Veröffentlicht: 01.12.2024. Rubrik: Aktionen
Süsser die Kassen nie klingeln
… jubelt der Einzelhandel. Endlich wieder Weihnachten. Die Medien haben es zwar geschafft, die Menschen auch zu anderen Anlässen in einen Konsumrausch zu versetzen, aber Weihnachten bleibt unerreicht, dank derer, die es sich noch leisten können.
Im August steigt der Bedarf an Kopfschmerztabletten, da sich – in erster Linie Frauen – den Kopf zermartern, mit was ein jeder Einzelne, der 18-köpfigen Familie, in diesem Jahr beschenkt werden soll. Dazu kommt eine Kleinigkeit für die liebe Nachbarin, beste Freundin, und, und, und.

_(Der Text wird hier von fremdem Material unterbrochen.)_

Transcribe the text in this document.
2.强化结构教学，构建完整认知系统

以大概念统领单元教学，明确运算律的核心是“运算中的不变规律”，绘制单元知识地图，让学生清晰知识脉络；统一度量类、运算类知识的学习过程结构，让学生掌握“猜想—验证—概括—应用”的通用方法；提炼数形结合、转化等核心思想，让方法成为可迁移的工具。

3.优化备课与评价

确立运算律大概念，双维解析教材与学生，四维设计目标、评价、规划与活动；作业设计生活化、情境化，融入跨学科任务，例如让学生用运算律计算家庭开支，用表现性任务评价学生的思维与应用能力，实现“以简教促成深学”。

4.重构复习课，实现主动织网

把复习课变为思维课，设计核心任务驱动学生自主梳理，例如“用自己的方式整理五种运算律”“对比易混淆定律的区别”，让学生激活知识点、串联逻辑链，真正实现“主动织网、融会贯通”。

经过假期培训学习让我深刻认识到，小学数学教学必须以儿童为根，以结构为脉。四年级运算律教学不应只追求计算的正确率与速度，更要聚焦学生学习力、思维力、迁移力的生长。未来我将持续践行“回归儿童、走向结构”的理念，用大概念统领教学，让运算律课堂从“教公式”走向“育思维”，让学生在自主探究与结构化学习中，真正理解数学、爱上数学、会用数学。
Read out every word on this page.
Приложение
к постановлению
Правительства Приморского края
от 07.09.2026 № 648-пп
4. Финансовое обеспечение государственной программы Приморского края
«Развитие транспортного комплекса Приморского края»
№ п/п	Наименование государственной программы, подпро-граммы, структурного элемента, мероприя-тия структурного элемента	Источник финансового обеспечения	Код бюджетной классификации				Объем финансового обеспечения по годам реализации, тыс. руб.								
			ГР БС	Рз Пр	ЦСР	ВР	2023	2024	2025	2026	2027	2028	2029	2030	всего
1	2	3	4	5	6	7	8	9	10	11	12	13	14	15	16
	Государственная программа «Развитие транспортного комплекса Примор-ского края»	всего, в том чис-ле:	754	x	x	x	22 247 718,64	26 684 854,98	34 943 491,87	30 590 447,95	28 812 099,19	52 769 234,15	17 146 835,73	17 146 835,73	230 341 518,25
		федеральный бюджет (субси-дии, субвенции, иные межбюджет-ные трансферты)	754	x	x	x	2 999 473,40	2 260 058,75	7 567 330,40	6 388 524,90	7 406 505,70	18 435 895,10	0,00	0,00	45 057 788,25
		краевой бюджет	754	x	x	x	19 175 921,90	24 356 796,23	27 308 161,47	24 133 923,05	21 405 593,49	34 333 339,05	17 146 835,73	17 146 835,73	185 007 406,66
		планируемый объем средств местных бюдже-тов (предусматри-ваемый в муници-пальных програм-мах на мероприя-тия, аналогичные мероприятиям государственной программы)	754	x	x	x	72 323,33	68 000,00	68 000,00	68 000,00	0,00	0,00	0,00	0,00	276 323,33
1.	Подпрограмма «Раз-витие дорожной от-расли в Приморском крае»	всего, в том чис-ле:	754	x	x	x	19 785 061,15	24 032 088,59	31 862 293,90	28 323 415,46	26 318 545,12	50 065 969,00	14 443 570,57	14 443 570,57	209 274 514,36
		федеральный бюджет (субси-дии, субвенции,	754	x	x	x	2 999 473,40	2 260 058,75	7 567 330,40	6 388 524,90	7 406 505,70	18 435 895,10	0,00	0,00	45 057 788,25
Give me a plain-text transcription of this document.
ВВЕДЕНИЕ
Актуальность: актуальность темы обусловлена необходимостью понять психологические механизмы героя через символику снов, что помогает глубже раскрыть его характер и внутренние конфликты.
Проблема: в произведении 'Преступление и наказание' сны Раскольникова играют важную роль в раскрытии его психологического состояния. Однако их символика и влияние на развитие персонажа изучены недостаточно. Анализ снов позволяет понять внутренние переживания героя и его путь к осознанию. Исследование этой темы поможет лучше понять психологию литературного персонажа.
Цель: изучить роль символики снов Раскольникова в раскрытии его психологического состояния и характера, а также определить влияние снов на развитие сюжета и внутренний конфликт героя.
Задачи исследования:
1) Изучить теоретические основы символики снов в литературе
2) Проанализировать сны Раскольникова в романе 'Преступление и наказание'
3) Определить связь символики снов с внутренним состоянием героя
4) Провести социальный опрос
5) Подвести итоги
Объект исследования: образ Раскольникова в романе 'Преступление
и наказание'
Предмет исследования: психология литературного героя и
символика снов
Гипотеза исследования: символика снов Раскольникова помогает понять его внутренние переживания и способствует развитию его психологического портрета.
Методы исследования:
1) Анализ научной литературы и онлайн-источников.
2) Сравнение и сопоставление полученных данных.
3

Bereits am 1. September stupst der Handel die Bevölkerung diskret an: „Nicht vergessen, bald ist Weihnachten !“ und füllt, bei sommerlichen Temperaturen, seine Regale mit Nikoläusen, Adventskalendern und Lebkuchen. In den Firmen beginnt die Planung für eine Weihnachtsfeier bzw. der Suche nach einer Ausrede, warum man an diesem Abend keine Zeit haben wird.
Detailverliebte Frauen nehmen mit Schrecken zur Kenntnis, dass die Trendfarben für Adventskranz und Baumschmuck in diesem Jahr Pink und Silber sind. Also nichts wie los und neue Weihnachtskugeln und neue Kerzen kaufen. Oh, die grün-goldenen Deckchen und Servietten vom Vorjahr passen ja auch nicht mehr zu dem neuen Dekor. Gut, dass sie rechtzeitig daran gedacht hat. Unentschlossen vergleicht sie und wägt ab: “ Nehm‘ ich die mit Rentieren aus Jacquard Gewebe oder die mit den Sternen aus Damast ?“ Die Wahl fällt auf Letztere – sie sind zwar doppelt so teuer, sehen aber auch wirklich sehr edel aus. Auf dem Weg zur Kasse gibt es noch einen Sonderposten an Lichterketten. Irgendwo wird sich sicherlich noch ein freies Plätzchen dafür finden. Also rein in den Einkaufswagen, in dem gerade noch Platz für die Schleifenbänder ist. Die 12 Rollen Geschenkpapier werden unter den Arm geklemmt.
Damit die Einkaufsliste für das Weihnachtsessen geschrieben werden kann, kauft die Frau des Hauses in der 1. Novemberwoche 5 Kochbücher, von verschiedenen Sterneköchen. Es soll ja nicht irgendein Essen werden, sondern etwas Besonderes.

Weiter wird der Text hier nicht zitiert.